Setelah Kaylee dan mobilnya berlalu, kedua gadis cantik itu segera memulai langkah menyusuri gedung fakultas Ekonomi dan Bisnis.

"Oh iya, Arkein gak kuliah?" tanya Ifani.

Aretha menggeleng. "Enggak kayaknya."

"Dih! Kemarin-kemarin aja dia nakutin gue, katanya kuliah itu seremlah, bikin setres. Eh malah dianya yang gak masuk di hari pertama." Ifani nyinyir dengan bibirnya yang sesekali maju membikin raut wajah meledek.

Aretha hanya tergelak melihat tingkah tunangan putra sulung Rysh itu.

"Eh, tapi kenapa dia absen?

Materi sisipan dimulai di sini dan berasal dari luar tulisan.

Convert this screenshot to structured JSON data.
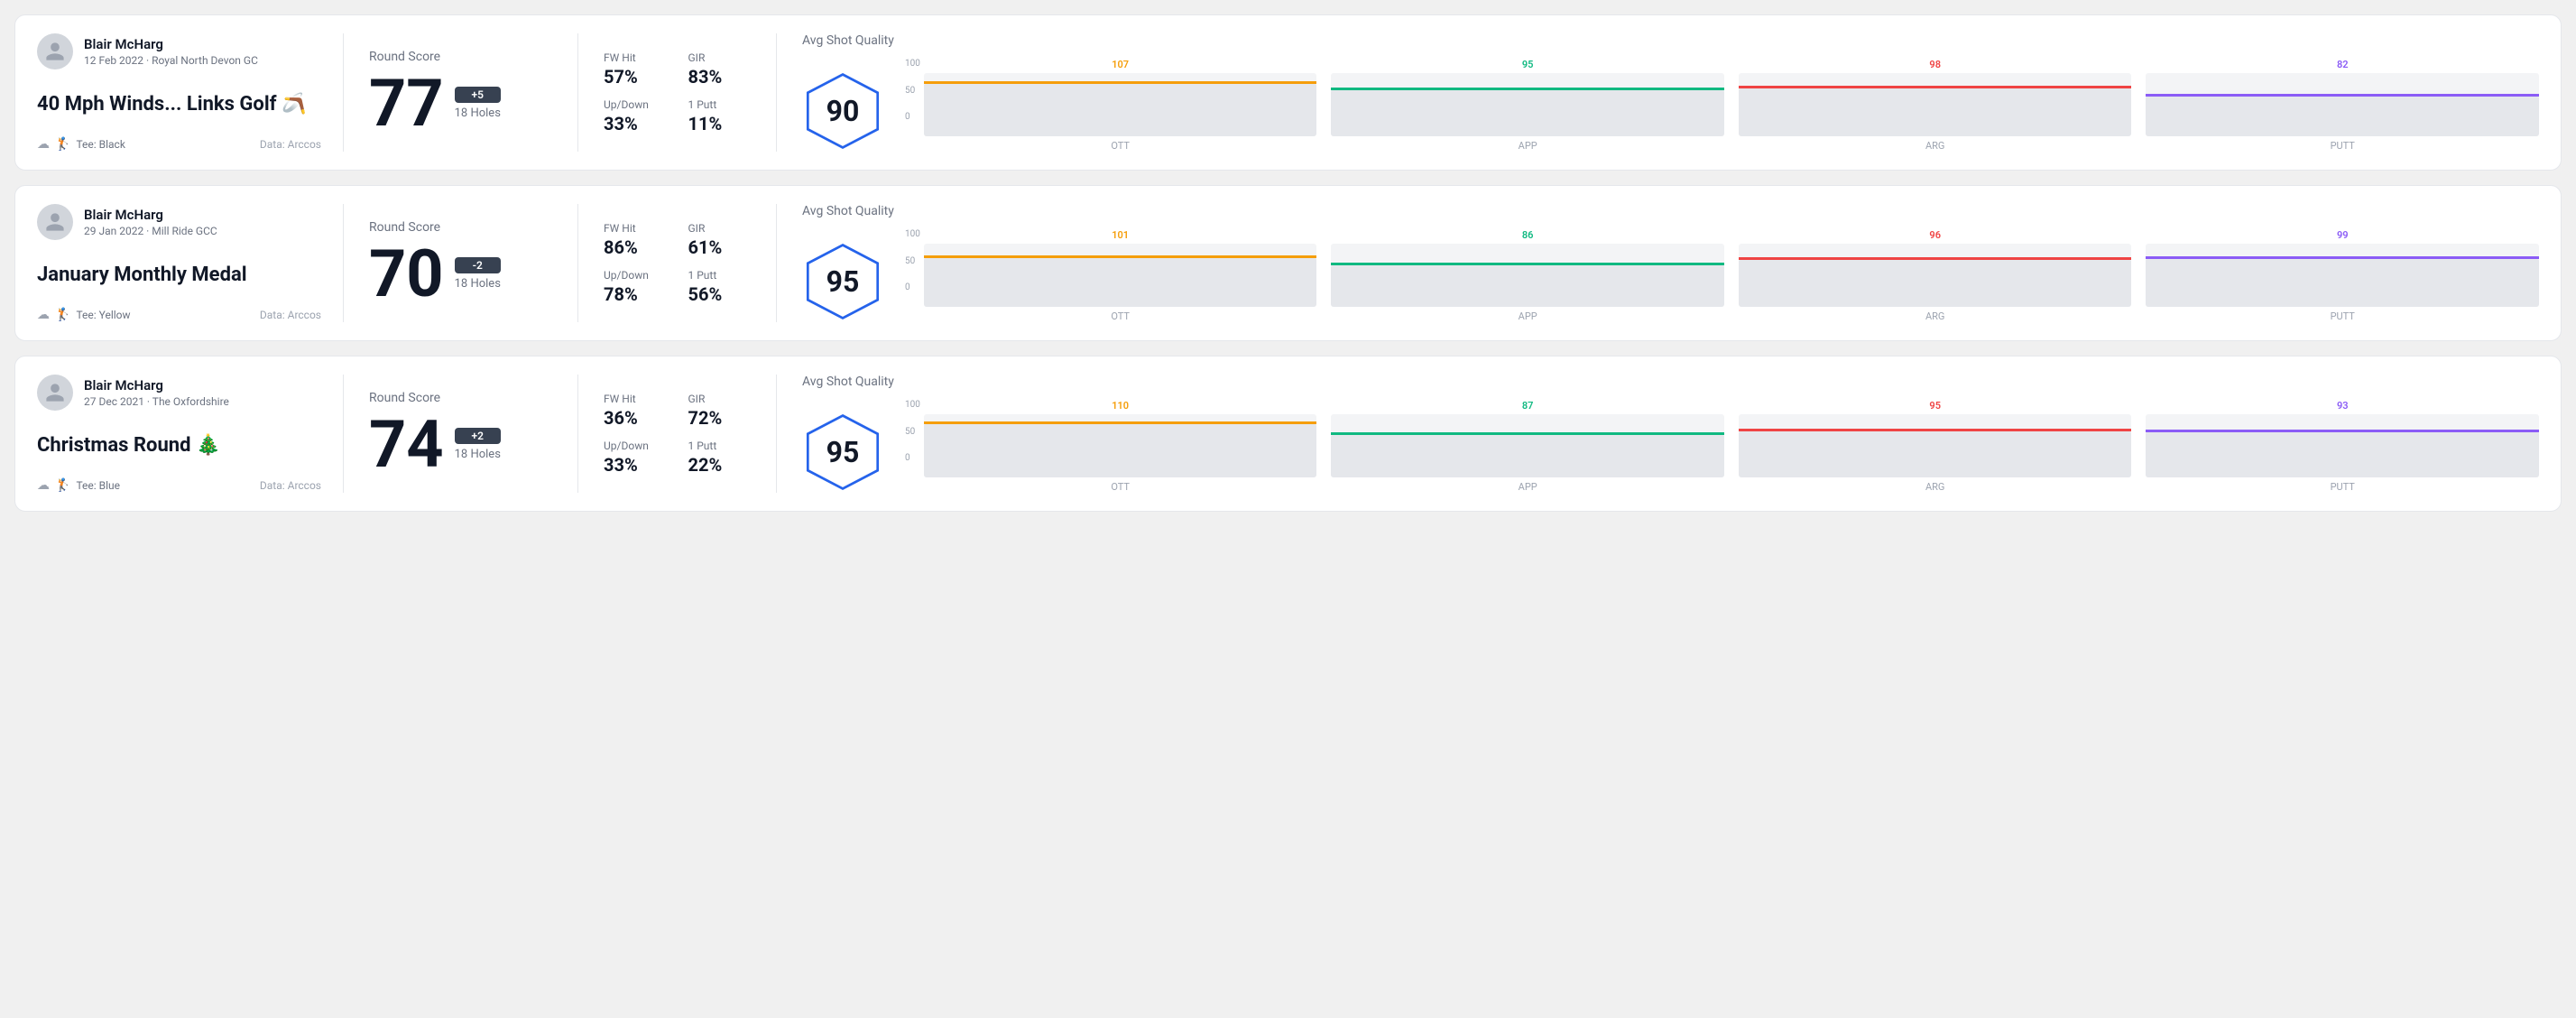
{
  "cards": [
    {
      "id": "card1",
      "user": {
        "name": "Blair McHarg",
        "date": "12 Feb 2022",
        "course": "Royal North Devon GC"
      },
      "title": "40 Mph Winds... Links Golf 🪃",
      "tee": "Black",
      "dataSource": "Data: Arccos",
      "roundScore": {
        "label": "Round Score",
        "score": "77",
        "badge": "+5",
        "holes": "18 Holes"
      },
      "stats": {
        "fwHitLabel": "FW Hit",
        "fwHitValue": "57%",
        "girLabel": "GIR",
        "girValue": "83%",
        "upDownLabel": "Up/Down",
        "upDownValue": "33%",
        "onePuttLabel": "1 Putt",
        "onePuttValue": "11%"
      },
      "avgShotQuality": {
        "label": "Avg Shot Quality",
        "score": "90",
        "bars": [
          {
            "label": "OTT",
            "value": 107,
            "color": "#f59e0b",
            "fillHeight": 70
          },
          {
            "label": "APP",
            "value": 95,
            "color": "#10b981",
            "fillHeight": 62
          },
          {
            "label": "ARG",
            "value": 98,
            "color": "#ef4444",
            "fillHeight": 64
          },
          {
            "label": "PUTT",
            "value": 82,
            "color": "#8b5cf6",
            "fillHeight": 54
          }
        ]
      }
    },
    {
      "id": "card2",
      "user": {
        "name": "Blair McHarg",
        "date": "29 Jan 2022",
        "course": "Mill Ride GCC"
      },
      "title": "January Monthly Medal",
      "tee": "Yellow",
      "dataSource": "Data: Arccos",
      "roundScore": {
        "label": "Round Score",
        "score": "70",
        "badge": "-2",
        "holes": "18 Holes"
      },
      "stats": {
        "fwHitLabel": "FW Hit",
        "fwHitValue": "86%",
        "girLabel": "GIR",
        "girValue": "61%",
        "upDownLabel": "Up/Down",
        "upDownValue": "78%",
        "onePuttLabel": "1 Putt",
        "onePuttValue": "56%"
      },
      "avgShotQuality": {
        "label": "Avg Shot Quality",
        "score": "95",
        "bars": [
          {
            "label": "OTT",
            "value": 101,
            "color": "#f59e0b",
            "fillHeight": 70
          },
          {
            "label": "APP",
            "value": 86,
            "color": "#10b981",
            "fillHeight": 56
          },
          {
            "label": "ARG",
            "value": 96,
            "color": "#ef4444",
            "fillHeight": 63
          },
          {
            "label": "PUTT",
            "value": 99,
            "color": "#8b5cf6",
            "fillHeight": 65
          }
        ]
      }
    },
    {
      "id": "card3",
      "user": {
        "name": "Blair McHarg",
        "date": "27 Dec 2021",
        "course": "The Oxfordshire"
      },
      "title": "Christmas Round 🎄",
      "tee": "Blue",
      "dataSource": "Data: Arccos",
      "roundScore": {
        "label": "Round Score",
        "score": "74",
        "badge": "+2",
        "holes": "18 Holes"
      },
      "stats": {
        "fwHitLabel": "FW Hit",
        "fwHitValue": "36%",
        "girLabel": "GIR",
        "girValue": "72%",
        "upDownLabel": "Up/Down",
        "upDownValue": "33%",
        "onePuttLabel": "1 Putt",
        "onePuttValue": "22%"
      },
      "avgShotQuality": {
        "label": "Avg Shot Quality",
        "score": "95",
        "bars": [
          {
            "label": "OTT",
            "value": 110,
            "color": "#f59e0b",
            "fillHeight": 70
          },
          {
            "label": "APP",
            "value": 87,
            "color": "#10b981",
            "fillHeight": 57
          },
          {
            "label": "ARG",
            "value": 95,
            "color": "#ef4444",
            "fillHeight": 62
          },
          {
            "label": "PUTT",
            "value": 93,
            "color": "#8b5cf6",
            "fillHeight": 61
          }
        ]
      }
    }
  ],
  "yAxisLabels": [
    "100",
    "50",
    "0"
  ]
}
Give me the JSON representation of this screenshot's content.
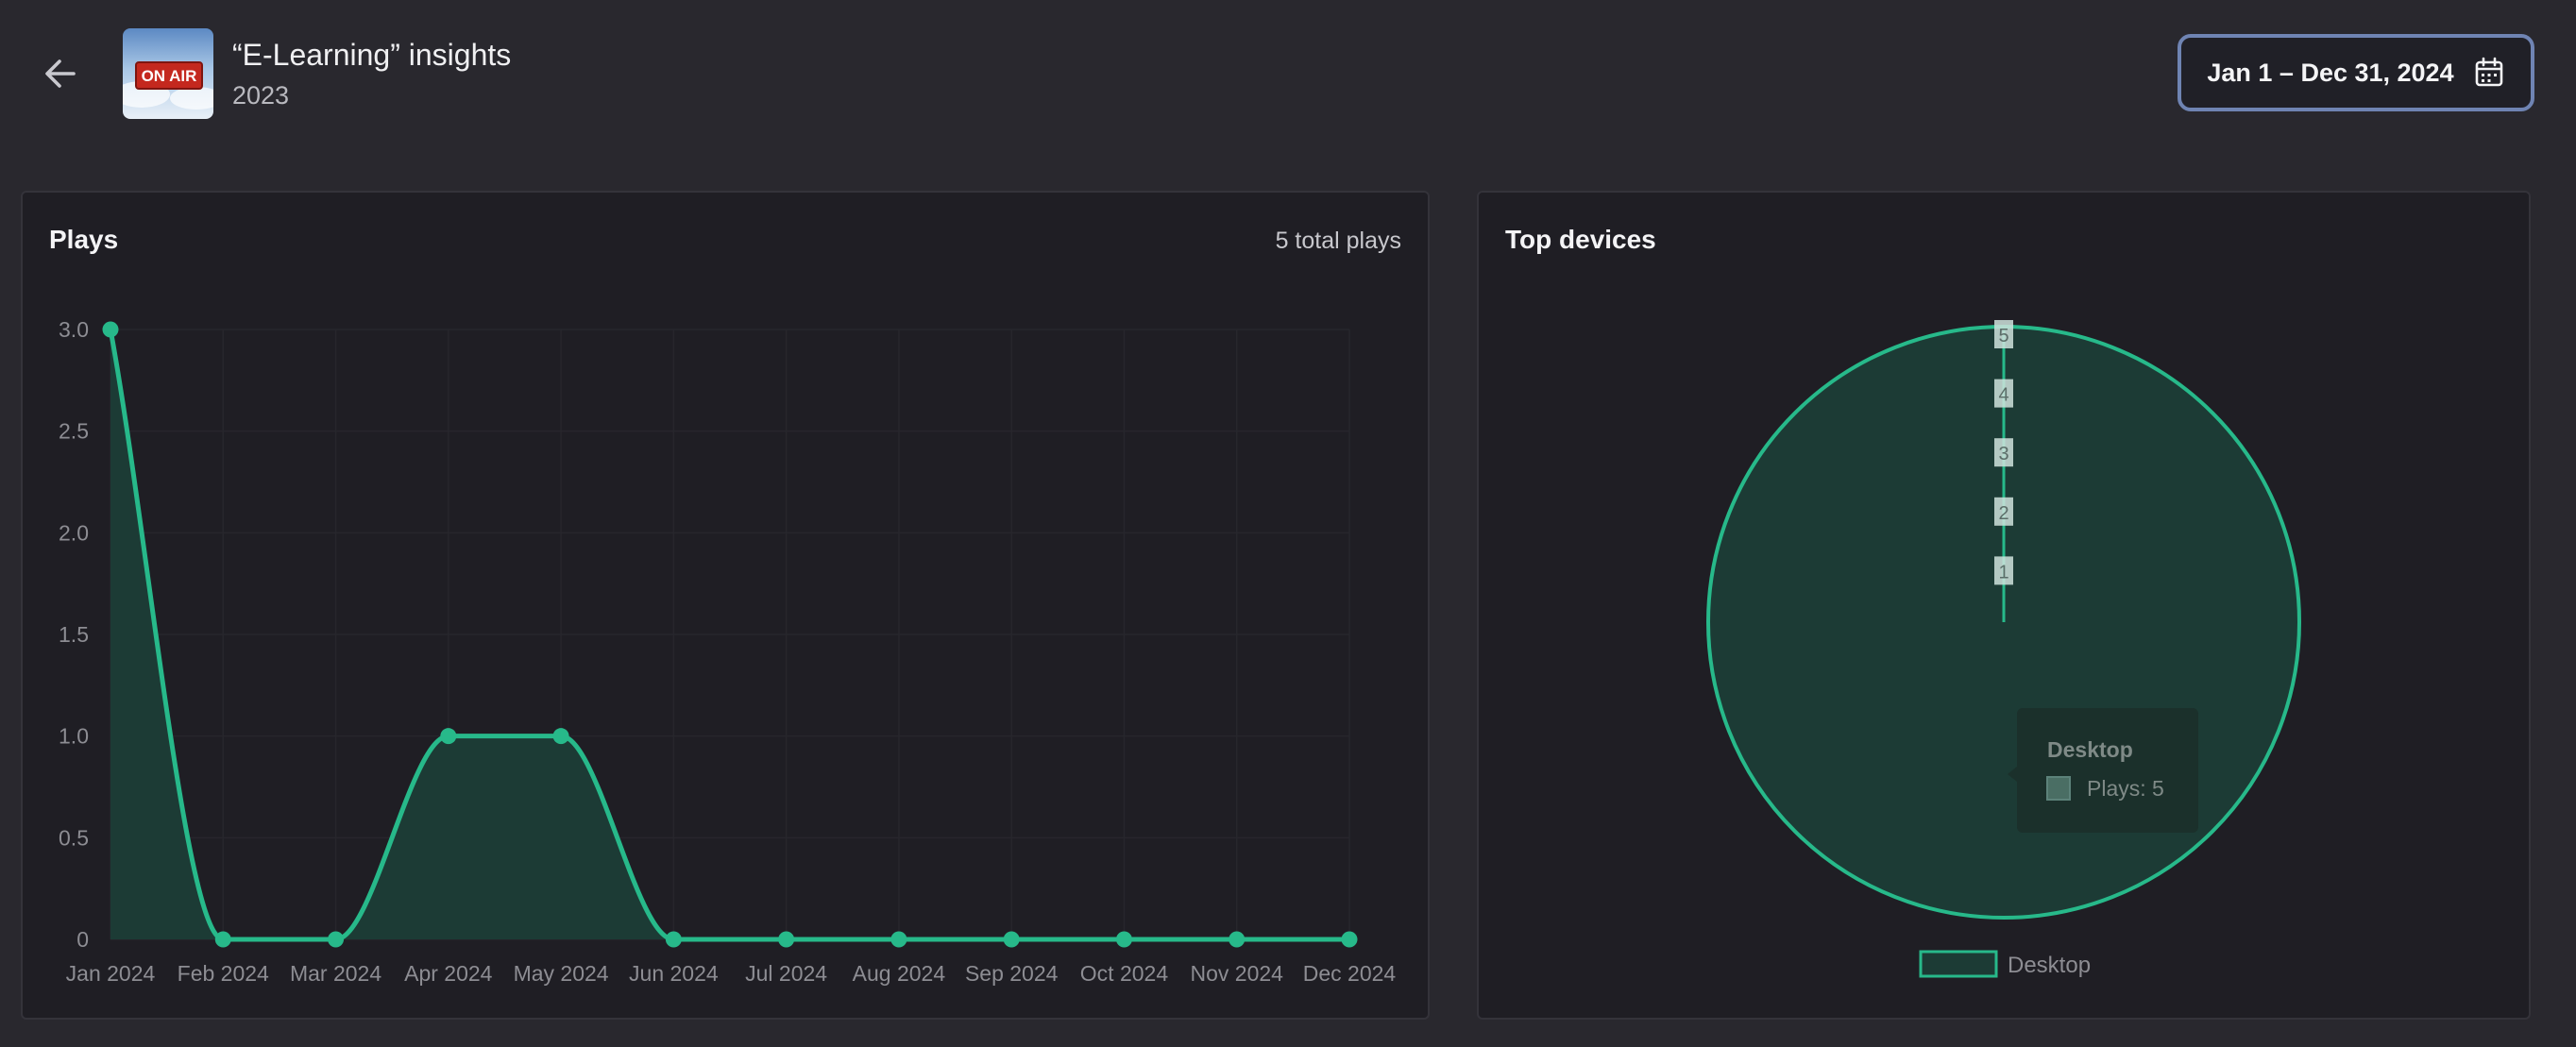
{
  "header": {
    "title": "“E-Learning” insights",
    "subtitle": "2023",
    "date_range": "Jan 1 – Dec 31, 2024",
    "thumbnail_text": "ON AIR",
    "back_icon": "arrow-left-icon",
    "calendar_icon": "calendar-icon"
  },
  "plays_panel": {
    "title": "Plays",
    "total_label": "5 total plays"
  },
  "devices_panel": {
    "title": "Top devices",
    "tooltip_title": "Desktop",
    "tooltip_value": "Plays: 5"
  },
  "colors": {
    "accent": "#27b98a",
    "fill": "#1c3b35",
    "background": "#29282e",
    "panel": "#1f1e24"
  },
  "chart_data": [
    {
      "type": "area",
      "categories": [
        "Jan 2024",
        "Feb 2024",
        "Mar 2024",
        "Apr 2024",
        "May 2024",
        "Jun 2024",
        "Jul 2024",
        "Aug 2024",
        "Sep 2024",
        "Oct 2024",
        "Nov 2024",
        "Dec 2024"
      ],
      "values": [
        3,
        0,
        0,
        1,
        1,
        0,
        0,
        0,
        0,
        0,
        0,
        0
      ],
      "y_ticks": [
        "0",
        "0.5",
        "1.0",
        "1.5",
        "2.0",
        "2.5",
        "3.0"
      ],
      "ylim": [
        0,
        3
      ],
      "grid": true
    },
    {
      "type": "pie",
      "labels": [
        "Desktop"
      ],
      "values": [
        5
      ],
      "radial_ticks": [
        "1",
        "2",
        "3",
        "4",
        "5"
      ],
      "legend": [
        "Desktop"
      ],
      "legend_position": "bottom"
    }
  ]
}
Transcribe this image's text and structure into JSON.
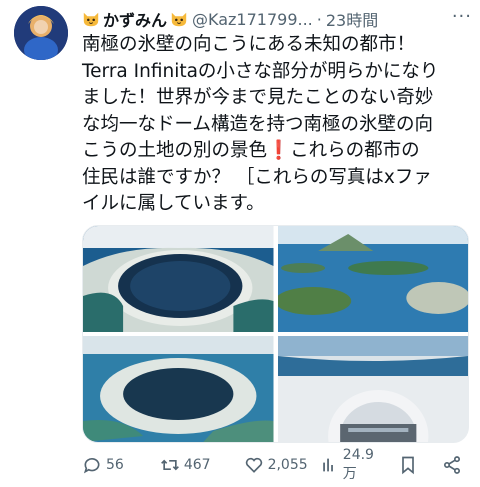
{
  "author": {
    "display_name": "かずみん",
    "handle": "@Kaz171799...",
    "time_separator": "·",
    "timestamp": "23時間",
    "badge_icon": "cat-emoji-icon"
  },
  "more_label": "···",
  "tweet_text_lines": [
    "南極の氷壁の向こうにある未知の都市！",
    "Terra Infinitaの小さな部分が明らかになり",
    "ました！世界が今まで見たことのない奇妙",
    "な均一なドーム構造を持つ南極の氷壁の向",
    "こうの土地の別の景色",
    "住民は誰ですか？ ［これらの写真はxファ",
    "イルに属しています。"
  ],
  "tweet_text_line5_suffix": "これらの都市の",
  "red_mark": "❗",
  "photos": [
    {
      "alt": "aerial-dome-city-1"
    },
    {
      "alt": "aerial-islands-coast"
    },
    {
      "alt": "aerial-dome-city-2"
    },
    {
      "alt": "snow-dome-structure"
    }
  ],
  "metrics": {
    "replies": "56",
    "reposts": "467",
    "likes": "2,055",
    "views": "24.9万"
  },
  "colors": {
    "text": "#0f1419",
    "secondary": "#536471",
    "alert_red": "#e0245e"
  }
}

Setau gue Kein tuh rajin banget, walaupun tampangnya begitu, dia salah satu mahasiwa teladan, loh." Ifani tampaknya gemar berbicara banyak.

"Kalau mau muji tuh jangan setengah-setengah, memangnya tampang Kein kenapa?"

Aretha sengaja mengalihkan bicara agar topik percakapan mereka tidak tertuju pada pertanyaan Ifani perihal absennya Arkein hari ini. Mengingat kejadian malam kemarin membuat rasa bersalahnya kembali menguara.

"Arkein tuh tampang-tampang bad boy, tau! Nih, ya, gue ceritain. Dulu dia pernah ikut pertandingan bela diri gitu, spesifiknya gue lupa apa. Intinya dia menang, terus lawannya sampai dilariin ke rumah sakit."

"Serius? Terus gimana?" Aretha jadi tertarik untuk tau lebih banyak tentang putra bungsu Rysh itu.

"Ya, Papa Joan yang tanggung jawab, gak sampai berkasus, sih."

"Ooh, untung aja." Entah dasar apa perasaan Aretha melega. "Tapi aslinya dia nakal gak, Fan? Lo ngerti kan maksud gue, kayak pergaulan anak zaman sekarang bangetlah gitu."

"Bentar, kita duduk di situ, yuk! Mumpung masih lima belas menit lagi." Ifani belum menjawab pertanyaan Aretha, ia mengajak gadis itu menduduki salah satu kursi taman. Ada beberapa mahasiswa lain di sana yang kemungkinan juga menunggu.

"Oh, iya, pertanyaan lo tadi." Ifani membenarkan posisi duduknya. "Menurut gue soal kenakalan, fifty-fifty lah. Setau gue, Kein gak pernah pacaran, tau!"